Let’s take the governor’s prediction on the budget at face value ignoring the what-ifs and skullduggery in Washington and conclude that the state of California will have a $1 billion surplus at the end of 2013–14. How do you make sure that the surplus is around for a rainy day and not spent by a supermajority that is being hammered to make up for paste budget cuts?
The governor and legislative leaders have told us over and over that they plan to observe fiscal restraint when it comes to the budget. One way to show good faith in that declaration of fiscal restraint is to support a rainy day fund plan that should have already been presented to the voters.
When the 2009 budget deal was done, a compromise proposal (ACA 4) to set aside surplus funds in good years to be used in lean years was set for the November 2012 ballot.
Something funny happened on the way to the ballot.
The majority party decided it did not want the rainy day proposal on the 2012 ballot because it might interfere with spending plans and efforts to raise taxes on the same ballot. Moving the rainy day fund back a couple of years was included in a bill that also moved ballot propositions off the June primary ballot in 2012 to the November general election.
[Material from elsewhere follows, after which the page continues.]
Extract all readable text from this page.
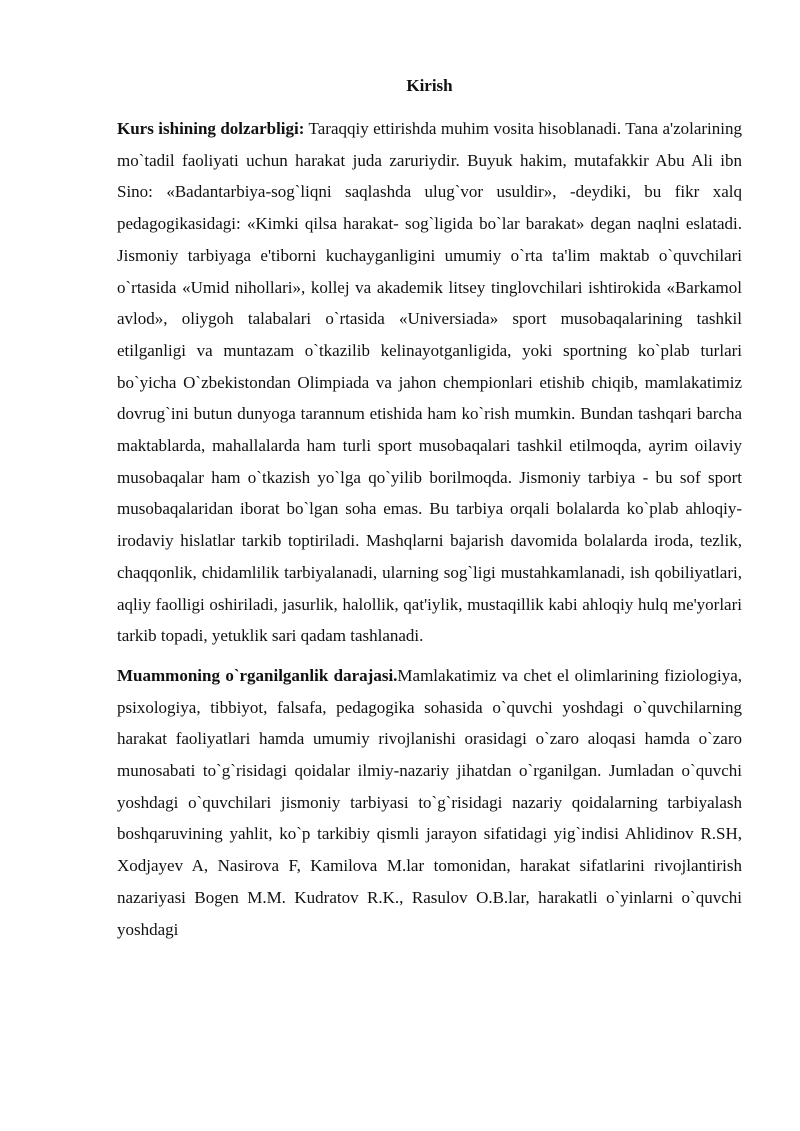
Kirish

Kurs ishining dolzarbligi: Taraqqiy ettirishda muhim vosita hisoblanadi. Tana a'zolarining mo`tadil faoliyati uchun harakat juda zaruriydir. Buyuk hakim, mutafakkir Abu Ali ibn Sino: «Badantarbiya-sog`liqni saqlashda ulug`vor usuldir», -deydiki, bu fikr xalq pedagogikasidagi: «Kimki qilsa harakat- sog`ligida bo`lar barakat» degan naqlni eslatadi. Jismoniy tarbiyaga e'tiborni kuchayganligini umumiy o`rta ta'lim maktab o`quvchilari o`rtasida «Umid nihollari», kollej va akademik litsey tinglovchilari ishtirokida «Barkamol avlod», oliygoh talabalari o`rtasida «Universiada» sport musobaqalarining tashkil etilganligi va muntazam o`tkazilib kelinayotganligida, yoki sportning ko`plab turlari bo`yicha O`zbekistondan Olimpiada va jahon chempionlari etishib chiqib, mamlakatimiz dovrug`ini butun dunyoga tarannum etishida ham ko`rish mumkin. Bundan tashqari barcha maktablarda, mahallalarda ham turli sport musobaqalari tashkil etilmoqda, ayrim oilaviy musobaqalar ham o`tkazish yo`lga qo`yilib borilmoqda. Jismoniy tarbiya - bu sof sport musobaqalaridan iborat bo`lgan soha emas. Bu tarbiya orqali bolalarda ko`plab ahloqiy-irodaviy hislatlar tarkib toptiriladi. Mashqlarni bajarish davomida bolalarda iroda, tezlik, chaqqonlik, chidamlilik tarbiyalanadi, ularning sog`ligi mustahkamlanadi, ish qobiliyatlari, aqliy faolligi oshiriladi, jasurlik, halollik, qat'iylik, mustaqillik kabi ahloqiy hulq me'yorlari tarkib topadi, yetuklik sari qadam tashlanadi.

Muammoning o`rganilganlik darajasi.Mamlakatimiz va chet el olimlarining fiziologiya, psixologiya, tibbiyot, falsafa, pedagogika sohasida o`quvchi yoshdagi o`quvchilarning harakat faoliyatlari hamda umumiy rivojlanishi orasidagi o`zaro aloqasi hamda o`zaro munosabati to`g`risidagi qoidalar ilmiy-nazariy jihatdan o`rganilgan. Jumladan o`quvchi yoshdagi o`quvchilari jismoniy tarbiyasi to`g`risidagi nazariy qoidalarning tarbiyalash boshqaruvining yahlit, ko`p tarkibiy qismli jarayon sifatidagi yig`indisi Ahlidinov R.SH, Xodjayev A, Nasirova F, Kamilova M.lar tomonidan, harakat sifatlarini rivojlantirish nazariyasi Bogen M.M. Kudratov R.K., Rasulov O.B.lar, harakatli o`yinlarni o`quvchi yoshdagi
While Democrats make a good-government argument for the move, skeptics questioned whether it was a political power play.
The legislature passed the bill and the rainy day measure was pushed back until November 2014.
Some have warned that now that a Democratic supermajority controls the legislature, they might try to dump the rainy day fund all together. The governor is probably not there and the chorus on fiscal restraint would have you believe that the rainy day fund will get its chance with voters. A major argument made by those supporting shifting the measure from 2012 to 2014 was that it made no sense to create the fund to set aside money while services were being cut because the state was moving through a fragile economic recovery.
That argument is no longer valid if the state enjoys a surplus.
One way to reinforce this notion of fiscal restraint is to support Assemblyman Jeff Gorell’s AB 54, which would move the rainy day fund measure up from the November 2014 election to the June 2014 primary election. The June primary election would occur about two weeks before the budget bill is due. Voters expressing a desire at the polls for a rainy day fund should encourage the legislature to keep aside the surplus that the governor now projects and hopefully will be there in 2014.
Passing AB 54 would also test the resolve of those who say they will observe fiscal restraint.